Click it. Go to the secure “Donate Life” website. And type your name, DOB, address, and last four of your SSN.

It’s instant. It’s free. It’s a refreshingly easy act of pure goodness and grace. Be an organ donor.

If you fear that, on your death bed—or as the hot air balloon plummets, the shark charges, the bomb timer ticks to zero, whatever—you might regret it, go purchase yourself a fat filet mignon. About 9 oz.

It could fit where your heart sits. This juicy hunk of flesh.

If you were dead, would you need this? How could it serve you?

Friends, I hope you won’t depart soon. But when it’s time, depart with open hands… and maybe chest cavities.

 

━━━━━━━━━━━━━━━━━━━━━━━━━━√v^√v^√ ❤️️

My Sister’s Post

2019 has been a long year. It began with a diagnosis of congestive heart failure and a rapid deterioration of health in the hospital from January to March. After I waited for two weeks on the heart transplant list, my ICD shocked me 13 times in one night and forced the placement of a “robotic heart”—an LVAD. The device allowed me to leave the hospital, but I had to run on external battery power day and night for 11 months.

If you ever saw me out with my little backpack, you might’ve seen a white cord running out of the backpack, down under my shirt—that cord fed inside my body, into my failing physical heart. That cord was my entire life, connecting my robot heart to my failed heart. For 11 months, I carried my own life on my shoulders.

From April to December, I recovered from open heart surgery. With the amazing support of my professors at Transy, during that same period, I also completed the classes for two of my college degrees. And finally, during this same period, I waited on the transplant list.

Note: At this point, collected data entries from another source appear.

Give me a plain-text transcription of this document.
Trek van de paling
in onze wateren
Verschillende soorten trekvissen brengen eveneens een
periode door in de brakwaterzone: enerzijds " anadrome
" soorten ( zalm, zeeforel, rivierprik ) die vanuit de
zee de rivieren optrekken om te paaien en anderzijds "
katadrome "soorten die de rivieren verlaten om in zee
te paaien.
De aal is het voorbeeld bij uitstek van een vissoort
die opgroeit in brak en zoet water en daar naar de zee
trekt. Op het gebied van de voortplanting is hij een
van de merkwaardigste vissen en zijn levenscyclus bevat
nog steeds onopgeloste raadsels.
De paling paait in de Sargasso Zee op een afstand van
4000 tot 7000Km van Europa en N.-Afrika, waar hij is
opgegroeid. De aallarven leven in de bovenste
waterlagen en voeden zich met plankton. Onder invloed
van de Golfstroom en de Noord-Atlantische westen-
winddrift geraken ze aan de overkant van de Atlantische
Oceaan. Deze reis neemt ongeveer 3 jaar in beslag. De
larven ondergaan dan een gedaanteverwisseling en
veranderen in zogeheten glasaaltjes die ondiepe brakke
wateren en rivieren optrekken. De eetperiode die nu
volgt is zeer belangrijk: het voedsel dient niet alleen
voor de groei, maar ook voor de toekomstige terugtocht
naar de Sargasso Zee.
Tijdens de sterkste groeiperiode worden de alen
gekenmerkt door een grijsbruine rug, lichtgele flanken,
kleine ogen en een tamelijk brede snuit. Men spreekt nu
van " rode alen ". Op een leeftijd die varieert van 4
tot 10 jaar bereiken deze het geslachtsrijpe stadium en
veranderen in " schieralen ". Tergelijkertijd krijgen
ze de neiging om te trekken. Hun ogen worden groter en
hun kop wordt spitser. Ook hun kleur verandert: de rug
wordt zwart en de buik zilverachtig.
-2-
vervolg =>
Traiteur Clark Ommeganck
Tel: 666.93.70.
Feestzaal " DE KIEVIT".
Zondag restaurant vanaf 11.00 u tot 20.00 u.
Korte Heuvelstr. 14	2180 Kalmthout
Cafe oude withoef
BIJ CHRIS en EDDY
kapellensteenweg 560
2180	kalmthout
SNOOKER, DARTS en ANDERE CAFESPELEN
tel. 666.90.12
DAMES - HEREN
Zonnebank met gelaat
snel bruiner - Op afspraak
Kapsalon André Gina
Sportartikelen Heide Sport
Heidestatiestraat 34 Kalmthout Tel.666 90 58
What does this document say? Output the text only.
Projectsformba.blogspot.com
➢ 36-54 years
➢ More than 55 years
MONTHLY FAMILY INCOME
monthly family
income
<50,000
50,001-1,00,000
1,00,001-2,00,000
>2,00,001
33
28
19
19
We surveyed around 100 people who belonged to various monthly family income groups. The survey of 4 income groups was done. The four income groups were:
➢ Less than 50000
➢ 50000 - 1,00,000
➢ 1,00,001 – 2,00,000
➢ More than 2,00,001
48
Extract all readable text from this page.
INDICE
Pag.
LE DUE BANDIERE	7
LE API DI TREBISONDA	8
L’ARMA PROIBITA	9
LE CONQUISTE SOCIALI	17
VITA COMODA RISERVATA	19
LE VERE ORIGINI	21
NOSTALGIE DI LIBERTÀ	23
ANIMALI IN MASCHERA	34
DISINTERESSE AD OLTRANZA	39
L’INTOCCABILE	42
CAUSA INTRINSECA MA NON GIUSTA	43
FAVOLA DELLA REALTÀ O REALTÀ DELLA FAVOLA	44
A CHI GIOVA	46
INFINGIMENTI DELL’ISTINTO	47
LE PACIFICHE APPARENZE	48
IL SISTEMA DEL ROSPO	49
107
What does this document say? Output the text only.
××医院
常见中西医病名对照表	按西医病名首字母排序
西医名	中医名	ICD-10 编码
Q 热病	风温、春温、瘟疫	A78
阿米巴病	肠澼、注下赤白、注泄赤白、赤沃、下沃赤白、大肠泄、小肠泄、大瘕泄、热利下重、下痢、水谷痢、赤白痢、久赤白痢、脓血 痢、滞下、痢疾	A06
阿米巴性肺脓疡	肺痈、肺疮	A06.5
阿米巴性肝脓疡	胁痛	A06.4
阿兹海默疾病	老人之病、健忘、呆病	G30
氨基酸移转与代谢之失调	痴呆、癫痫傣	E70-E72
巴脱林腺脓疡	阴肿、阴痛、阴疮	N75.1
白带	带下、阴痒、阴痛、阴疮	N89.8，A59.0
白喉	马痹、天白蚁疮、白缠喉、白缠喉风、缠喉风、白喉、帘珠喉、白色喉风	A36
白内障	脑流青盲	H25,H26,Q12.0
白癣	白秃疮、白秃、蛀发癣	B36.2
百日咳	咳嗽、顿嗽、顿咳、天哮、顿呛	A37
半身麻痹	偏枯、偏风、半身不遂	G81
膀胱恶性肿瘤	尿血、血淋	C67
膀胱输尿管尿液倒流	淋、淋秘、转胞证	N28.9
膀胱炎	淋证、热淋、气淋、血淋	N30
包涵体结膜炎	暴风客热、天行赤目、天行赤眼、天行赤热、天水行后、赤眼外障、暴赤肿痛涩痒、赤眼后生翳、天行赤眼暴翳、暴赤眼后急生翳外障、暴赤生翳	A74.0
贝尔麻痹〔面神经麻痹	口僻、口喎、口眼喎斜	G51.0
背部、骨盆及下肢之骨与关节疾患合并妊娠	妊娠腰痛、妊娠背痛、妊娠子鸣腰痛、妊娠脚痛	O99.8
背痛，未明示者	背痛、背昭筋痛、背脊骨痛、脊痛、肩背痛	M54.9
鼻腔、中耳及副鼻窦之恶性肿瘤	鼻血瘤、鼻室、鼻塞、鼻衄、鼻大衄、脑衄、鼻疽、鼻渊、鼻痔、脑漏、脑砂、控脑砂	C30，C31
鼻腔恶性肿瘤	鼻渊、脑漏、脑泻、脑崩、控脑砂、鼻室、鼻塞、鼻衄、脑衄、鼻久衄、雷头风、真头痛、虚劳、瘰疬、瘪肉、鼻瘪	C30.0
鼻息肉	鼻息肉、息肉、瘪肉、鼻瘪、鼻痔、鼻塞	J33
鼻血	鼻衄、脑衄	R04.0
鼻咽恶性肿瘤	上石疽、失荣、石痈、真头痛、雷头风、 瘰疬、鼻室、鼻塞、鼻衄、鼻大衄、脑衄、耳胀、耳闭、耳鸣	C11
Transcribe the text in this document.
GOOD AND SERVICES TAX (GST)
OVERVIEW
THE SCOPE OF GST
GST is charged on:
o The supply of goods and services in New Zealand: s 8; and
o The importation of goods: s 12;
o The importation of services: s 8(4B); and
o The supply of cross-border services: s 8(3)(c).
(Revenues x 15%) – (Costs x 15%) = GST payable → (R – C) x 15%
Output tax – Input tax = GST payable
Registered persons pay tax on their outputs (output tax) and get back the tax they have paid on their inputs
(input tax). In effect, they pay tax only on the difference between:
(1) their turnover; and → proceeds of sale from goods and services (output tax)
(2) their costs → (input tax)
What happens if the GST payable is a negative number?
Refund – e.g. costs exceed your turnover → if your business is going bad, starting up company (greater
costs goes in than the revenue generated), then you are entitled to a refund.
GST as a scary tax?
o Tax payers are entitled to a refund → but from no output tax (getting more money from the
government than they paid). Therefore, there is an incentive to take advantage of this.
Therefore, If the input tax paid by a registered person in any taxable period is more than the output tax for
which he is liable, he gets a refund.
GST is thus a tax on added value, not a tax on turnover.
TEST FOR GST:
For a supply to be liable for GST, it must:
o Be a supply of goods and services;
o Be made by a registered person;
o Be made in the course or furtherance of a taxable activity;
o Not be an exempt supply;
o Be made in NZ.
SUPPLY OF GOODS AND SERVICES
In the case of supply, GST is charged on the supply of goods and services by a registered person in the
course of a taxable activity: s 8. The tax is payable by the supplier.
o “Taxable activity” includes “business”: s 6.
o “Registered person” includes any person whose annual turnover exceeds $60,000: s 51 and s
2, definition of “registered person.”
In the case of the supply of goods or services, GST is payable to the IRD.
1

I waited for a phone call. I needed a new heart. Yet I had O- blood, the most challenging blood type to find a match for.

On December 12, the day after my last final exam, I got that call.

As of today, exactly 365 days after I arrived at UK for my first of many hospital stays, I am sitting on my couch as a heart transplant recipient thinking of all the amazing people who made this past year possible: friends, family, professors, nurses who became family, doctors, and surgeons.

I’m thinking of my donor, and I’m reflecting on how many thousands of people are still waiting for their call, hoping to feel like I feel right now. This Holiday Season, I have received more gifts and support than I could have ever imagined, but I would like to ask for one more thing.

Sign up to be an organ donor.

Click the link below. It only takes 5 minutes to register. Be the reason that somebody like me gets to come home for Christmas.

https://www.donatelife.net/

Attached is a photo from last night of my dog, Ollie, and myself. I adopted him on July 4th, 2019. Together, we’ve worked through his seizures and my heart problems. Last night, after not seeing me for 12 days, he listened to my new heart without an LVAD. No robot heart. No whirring. Just a real human heartbeat.

Be an organ donor so that more Ollie’s around the world can have these moments.